On the growing interest surrounding the WNBA (1:19):
“I think there’s no doubt if you look at women’s leadership and you look at what sports can do for women and girls and their confidence, that this is such a moment in time for all of women’s leadership. I think women’s sports is a great feeder into the leadership ranks, at least in corporate America where I was, where a lot of the women leaders had played sports at least through the high school level, if not college. Obviously, these women playing in the WNBA, college graduates, they’re smart, they have social voices, they are community-oriented millennials, digital natives … so it is a moment where I think the WNBA players and the league itself can really step up and really take a leadership role around not just women’s sports but sports and actually, the conversation socially as well.”

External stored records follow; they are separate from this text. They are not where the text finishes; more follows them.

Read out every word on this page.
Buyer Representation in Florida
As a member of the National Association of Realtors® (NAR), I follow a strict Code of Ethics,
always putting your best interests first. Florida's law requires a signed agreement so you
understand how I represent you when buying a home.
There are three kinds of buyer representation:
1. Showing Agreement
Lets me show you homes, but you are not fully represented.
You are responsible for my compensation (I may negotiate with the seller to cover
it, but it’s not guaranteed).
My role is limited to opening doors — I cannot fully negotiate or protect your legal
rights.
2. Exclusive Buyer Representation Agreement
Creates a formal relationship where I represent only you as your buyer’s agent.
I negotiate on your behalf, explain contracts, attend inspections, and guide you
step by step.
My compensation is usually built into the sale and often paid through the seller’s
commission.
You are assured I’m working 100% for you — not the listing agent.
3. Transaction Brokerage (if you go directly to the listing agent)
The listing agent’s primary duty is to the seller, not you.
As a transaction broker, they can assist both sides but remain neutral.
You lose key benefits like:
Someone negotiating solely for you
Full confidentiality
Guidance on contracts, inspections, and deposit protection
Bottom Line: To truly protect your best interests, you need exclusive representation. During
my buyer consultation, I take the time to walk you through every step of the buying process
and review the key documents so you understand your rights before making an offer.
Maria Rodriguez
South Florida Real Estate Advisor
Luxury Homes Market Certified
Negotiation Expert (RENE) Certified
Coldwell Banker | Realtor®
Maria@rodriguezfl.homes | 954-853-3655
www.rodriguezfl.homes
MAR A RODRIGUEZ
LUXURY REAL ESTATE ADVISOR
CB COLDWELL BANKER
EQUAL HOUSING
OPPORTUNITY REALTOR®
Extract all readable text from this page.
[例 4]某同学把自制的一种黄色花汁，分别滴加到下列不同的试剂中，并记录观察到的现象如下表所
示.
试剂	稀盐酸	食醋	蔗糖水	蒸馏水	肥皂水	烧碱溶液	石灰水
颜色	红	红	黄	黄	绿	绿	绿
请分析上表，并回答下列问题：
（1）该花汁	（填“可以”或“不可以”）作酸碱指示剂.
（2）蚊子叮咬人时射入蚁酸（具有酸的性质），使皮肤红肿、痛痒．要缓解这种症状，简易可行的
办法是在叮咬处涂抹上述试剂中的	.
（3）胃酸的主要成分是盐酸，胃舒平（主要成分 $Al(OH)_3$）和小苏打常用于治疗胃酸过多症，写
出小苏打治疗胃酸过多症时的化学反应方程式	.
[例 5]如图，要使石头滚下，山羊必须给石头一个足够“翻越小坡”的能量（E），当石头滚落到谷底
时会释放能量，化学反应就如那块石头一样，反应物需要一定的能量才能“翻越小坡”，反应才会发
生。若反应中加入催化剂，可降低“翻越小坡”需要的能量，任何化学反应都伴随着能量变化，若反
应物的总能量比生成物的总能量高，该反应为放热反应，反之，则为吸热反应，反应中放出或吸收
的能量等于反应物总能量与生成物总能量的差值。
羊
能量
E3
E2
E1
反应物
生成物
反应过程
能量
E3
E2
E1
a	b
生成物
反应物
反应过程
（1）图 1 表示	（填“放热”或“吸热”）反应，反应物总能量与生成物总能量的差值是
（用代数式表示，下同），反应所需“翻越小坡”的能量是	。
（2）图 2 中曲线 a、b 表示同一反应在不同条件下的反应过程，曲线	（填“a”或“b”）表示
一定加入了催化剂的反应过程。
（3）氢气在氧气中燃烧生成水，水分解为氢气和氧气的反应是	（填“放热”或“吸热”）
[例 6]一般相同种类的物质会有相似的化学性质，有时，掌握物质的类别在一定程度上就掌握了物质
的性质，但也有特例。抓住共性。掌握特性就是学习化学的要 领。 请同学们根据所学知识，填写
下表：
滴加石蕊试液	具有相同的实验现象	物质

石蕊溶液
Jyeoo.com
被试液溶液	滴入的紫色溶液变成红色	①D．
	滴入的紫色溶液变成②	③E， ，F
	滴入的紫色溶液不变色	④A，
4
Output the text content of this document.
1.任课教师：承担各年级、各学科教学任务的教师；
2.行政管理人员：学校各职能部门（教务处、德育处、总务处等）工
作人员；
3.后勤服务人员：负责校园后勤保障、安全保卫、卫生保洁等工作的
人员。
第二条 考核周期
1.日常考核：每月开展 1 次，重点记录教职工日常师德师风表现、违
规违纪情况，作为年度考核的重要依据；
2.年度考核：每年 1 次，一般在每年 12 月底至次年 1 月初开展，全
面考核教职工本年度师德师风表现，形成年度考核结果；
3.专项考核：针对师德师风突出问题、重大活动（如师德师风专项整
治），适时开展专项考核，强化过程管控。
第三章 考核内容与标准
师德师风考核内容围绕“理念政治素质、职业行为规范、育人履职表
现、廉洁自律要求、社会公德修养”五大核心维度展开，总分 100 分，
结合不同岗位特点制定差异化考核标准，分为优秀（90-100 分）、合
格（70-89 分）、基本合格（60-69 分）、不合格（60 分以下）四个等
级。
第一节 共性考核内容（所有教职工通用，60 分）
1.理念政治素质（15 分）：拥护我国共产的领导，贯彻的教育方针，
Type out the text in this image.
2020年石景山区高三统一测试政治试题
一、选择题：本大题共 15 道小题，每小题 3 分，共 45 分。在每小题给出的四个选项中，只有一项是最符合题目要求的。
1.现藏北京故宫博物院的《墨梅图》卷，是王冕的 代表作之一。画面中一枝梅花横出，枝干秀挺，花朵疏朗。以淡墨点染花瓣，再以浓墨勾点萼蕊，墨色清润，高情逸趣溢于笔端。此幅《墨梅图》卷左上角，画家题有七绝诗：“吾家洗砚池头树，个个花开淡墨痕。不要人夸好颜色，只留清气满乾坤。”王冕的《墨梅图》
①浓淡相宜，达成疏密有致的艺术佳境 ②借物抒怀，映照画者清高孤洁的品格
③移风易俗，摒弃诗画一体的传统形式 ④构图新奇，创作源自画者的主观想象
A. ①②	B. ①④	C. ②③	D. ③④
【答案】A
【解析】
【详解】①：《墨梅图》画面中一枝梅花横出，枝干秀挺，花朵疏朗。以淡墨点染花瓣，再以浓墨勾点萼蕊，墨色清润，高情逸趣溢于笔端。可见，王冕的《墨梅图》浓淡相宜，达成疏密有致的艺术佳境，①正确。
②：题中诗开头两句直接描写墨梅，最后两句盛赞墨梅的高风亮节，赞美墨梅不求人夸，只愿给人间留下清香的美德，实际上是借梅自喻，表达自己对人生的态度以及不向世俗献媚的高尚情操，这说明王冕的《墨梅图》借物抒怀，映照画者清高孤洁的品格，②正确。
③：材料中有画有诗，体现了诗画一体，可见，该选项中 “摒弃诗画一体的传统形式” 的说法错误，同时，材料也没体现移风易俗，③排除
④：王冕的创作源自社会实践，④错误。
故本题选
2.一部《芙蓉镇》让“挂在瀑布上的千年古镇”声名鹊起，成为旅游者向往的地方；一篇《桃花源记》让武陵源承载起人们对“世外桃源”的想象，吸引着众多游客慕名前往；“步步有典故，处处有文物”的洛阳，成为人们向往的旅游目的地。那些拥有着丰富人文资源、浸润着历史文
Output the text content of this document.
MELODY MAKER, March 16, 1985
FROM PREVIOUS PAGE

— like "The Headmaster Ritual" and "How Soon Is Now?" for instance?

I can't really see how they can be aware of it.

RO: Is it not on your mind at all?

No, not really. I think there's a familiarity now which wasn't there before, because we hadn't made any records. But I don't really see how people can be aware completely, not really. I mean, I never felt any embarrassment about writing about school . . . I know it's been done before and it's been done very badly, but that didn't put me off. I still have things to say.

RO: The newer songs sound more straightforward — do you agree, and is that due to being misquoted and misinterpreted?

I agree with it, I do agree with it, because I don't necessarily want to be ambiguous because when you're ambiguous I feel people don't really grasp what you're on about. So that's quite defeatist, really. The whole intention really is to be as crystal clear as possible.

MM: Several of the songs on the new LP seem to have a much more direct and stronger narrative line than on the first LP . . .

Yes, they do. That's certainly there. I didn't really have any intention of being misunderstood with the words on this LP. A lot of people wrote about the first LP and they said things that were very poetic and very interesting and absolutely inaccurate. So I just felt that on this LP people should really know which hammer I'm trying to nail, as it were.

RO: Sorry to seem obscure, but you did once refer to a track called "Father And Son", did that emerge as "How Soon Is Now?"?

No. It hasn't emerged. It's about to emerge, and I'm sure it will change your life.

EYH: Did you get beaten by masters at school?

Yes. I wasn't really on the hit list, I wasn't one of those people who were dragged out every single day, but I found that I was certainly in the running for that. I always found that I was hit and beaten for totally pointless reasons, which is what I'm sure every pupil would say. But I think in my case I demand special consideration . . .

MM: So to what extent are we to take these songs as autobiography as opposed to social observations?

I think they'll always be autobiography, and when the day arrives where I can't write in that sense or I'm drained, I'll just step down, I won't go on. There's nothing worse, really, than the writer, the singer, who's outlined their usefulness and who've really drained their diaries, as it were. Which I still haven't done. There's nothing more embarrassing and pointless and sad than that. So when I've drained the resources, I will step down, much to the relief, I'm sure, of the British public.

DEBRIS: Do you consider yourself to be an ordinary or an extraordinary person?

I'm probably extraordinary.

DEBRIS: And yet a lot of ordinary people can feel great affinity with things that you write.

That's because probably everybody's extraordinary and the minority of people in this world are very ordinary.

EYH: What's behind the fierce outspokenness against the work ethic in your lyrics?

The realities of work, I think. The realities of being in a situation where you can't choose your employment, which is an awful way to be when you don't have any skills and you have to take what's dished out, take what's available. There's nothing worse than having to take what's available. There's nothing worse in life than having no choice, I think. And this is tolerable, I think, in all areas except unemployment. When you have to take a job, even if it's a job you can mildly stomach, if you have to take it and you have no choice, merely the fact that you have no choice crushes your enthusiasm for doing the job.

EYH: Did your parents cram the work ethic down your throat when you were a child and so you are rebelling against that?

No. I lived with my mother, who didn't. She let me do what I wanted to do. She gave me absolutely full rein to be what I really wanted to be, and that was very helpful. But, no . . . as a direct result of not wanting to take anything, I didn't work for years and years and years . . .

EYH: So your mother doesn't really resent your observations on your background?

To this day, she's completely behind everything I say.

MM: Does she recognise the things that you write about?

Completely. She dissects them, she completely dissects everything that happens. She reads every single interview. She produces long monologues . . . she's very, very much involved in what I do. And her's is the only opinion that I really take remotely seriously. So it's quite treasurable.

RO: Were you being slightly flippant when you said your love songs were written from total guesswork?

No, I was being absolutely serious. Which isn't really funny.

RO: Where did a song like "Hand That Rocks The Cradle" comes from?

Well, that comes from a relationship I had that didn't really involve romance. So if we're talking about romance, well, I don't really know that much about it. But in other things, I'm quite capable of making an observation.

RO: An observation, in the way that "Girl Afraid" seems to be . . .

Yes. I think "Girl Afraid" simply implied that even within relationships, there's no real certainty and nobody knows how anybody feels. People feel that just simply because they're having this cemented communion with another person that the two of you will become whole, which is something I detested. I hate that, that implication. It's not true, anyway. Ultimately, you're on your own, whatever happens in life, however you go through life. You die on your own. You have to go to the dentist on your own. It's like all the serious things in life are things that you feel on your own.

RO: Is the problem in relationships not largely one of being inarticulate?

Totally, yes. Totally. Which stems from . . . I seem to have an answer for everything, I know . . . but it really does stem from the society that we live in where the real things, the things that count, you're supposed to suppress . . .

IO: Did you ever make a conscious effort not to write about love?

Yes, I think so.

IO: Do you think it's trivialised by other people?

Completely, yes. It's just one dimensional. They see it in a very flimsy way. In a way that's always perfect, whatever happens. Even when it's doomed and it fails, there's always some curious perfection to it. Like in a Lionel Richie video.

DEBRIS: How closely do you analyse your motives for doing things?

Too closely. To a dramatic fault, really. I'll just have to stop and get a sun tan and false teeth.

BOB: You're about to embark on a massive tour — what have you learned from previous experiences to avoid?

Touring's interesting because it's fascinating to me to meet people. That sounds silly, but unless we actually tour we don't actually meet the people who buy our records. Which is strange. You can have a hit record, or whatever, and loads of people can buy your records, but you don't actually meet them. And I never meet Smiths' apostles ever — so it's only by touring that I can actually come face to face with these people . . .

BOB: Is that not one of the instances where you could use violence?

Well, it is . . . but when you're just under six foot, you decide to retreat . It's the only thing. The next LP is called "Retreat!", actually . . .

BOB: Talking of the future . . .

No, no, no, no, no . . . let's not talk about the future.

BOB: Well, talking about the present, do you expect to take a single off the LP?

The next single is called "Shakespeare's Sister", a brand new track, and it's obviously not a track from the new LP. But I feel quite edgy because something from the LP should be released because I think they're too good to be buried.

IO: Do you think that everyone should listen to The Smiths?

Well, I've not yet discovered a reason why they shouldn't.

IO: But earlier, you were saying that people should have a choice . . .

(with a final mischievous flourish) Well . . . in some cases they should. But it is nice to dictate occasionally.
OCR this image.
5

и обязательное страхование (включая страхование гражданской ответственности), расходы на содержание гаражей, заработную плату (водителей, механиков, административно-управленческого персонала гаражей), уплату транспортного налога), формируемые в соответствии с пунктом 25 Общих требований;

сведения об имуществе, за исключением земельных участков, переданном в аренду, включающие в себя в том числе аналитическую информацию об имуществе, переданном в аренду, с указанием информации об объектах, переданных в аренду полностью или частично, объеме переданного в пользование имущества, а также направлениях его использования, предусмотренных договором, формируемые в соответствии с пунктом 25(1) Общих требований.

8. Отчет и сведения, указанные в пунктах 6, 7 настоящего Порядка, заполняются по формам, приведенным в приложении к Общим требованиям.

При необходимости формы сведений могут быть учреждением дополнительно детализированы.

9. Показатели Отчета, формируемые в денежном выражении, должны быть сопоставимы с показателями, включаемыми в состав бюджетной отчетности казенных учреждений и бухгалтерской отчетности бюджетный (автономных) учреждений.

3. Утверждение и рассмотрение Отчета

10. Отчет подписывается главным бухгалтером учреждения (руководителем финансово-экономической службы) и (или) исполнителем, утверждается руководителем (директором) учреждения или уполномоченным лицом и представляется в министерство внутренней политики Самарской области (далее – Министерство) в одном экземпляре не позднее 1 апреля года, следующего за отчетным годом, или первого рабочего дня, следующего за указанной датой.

On her strategy for helping the WNBA fanbase grow (2:16):
“It is early and I think over the past few months, obviously the league’s been working hard with the owners and the whole WNBA ecosystem with the players, the owners. I think there are three things I’d like to focus on … one is obviously we’re in contract negotiations under the collective bargaining agreements so there are some moments there to make sure that I get engaged and involved in. But really it’s around player experience, fan experience and … the financials of the teams and the league and making sure that we’re driving them to the next level … all of that’s coming together I think at a good time where we can actually set them on a path forward to prosperity as well as, again, raising the brand and the brand relaunch … as well as these women. The product on the court has never been better. I think the women’s game … there’s an appetite for it. We got to expand the fan base, we’ve got to drive corporate sponsorships and we’ve got to drive again the economics and the player and fan experience as well … a lot to do, but all around those areas.”
On how she wants to be a powerful voice in the sports ecosystem (6:15):
“Because of the time we’re in and because I think there’s a lot of women and girls – and men by the way – one of the things I did in my prior job is whenever we put a policy in effect, it was for women and men like family leave or inclusion councils and things like that … women and men, because men have to be part of the conversation too. No surprise here that I’ll hopefully bring that business leadership and that women’s leadership platform to the WNBA, hopefully in a bigger way to inspire women and girls and men too to either follow the game, play the game, play it at the highest level or at least have an interest in it. I do highly believe in, for me, starting sports at a very young age. That gave me the confidence to ultimately become the first woman CEO of one of the major professional services firms here in the US … my pay it forward is to really think about how I can help the league and then help women more broadly and have a broader impact. Quite frankly, that was one of my criteria of what I do next: how can I have a broader impact on women’s leadership?”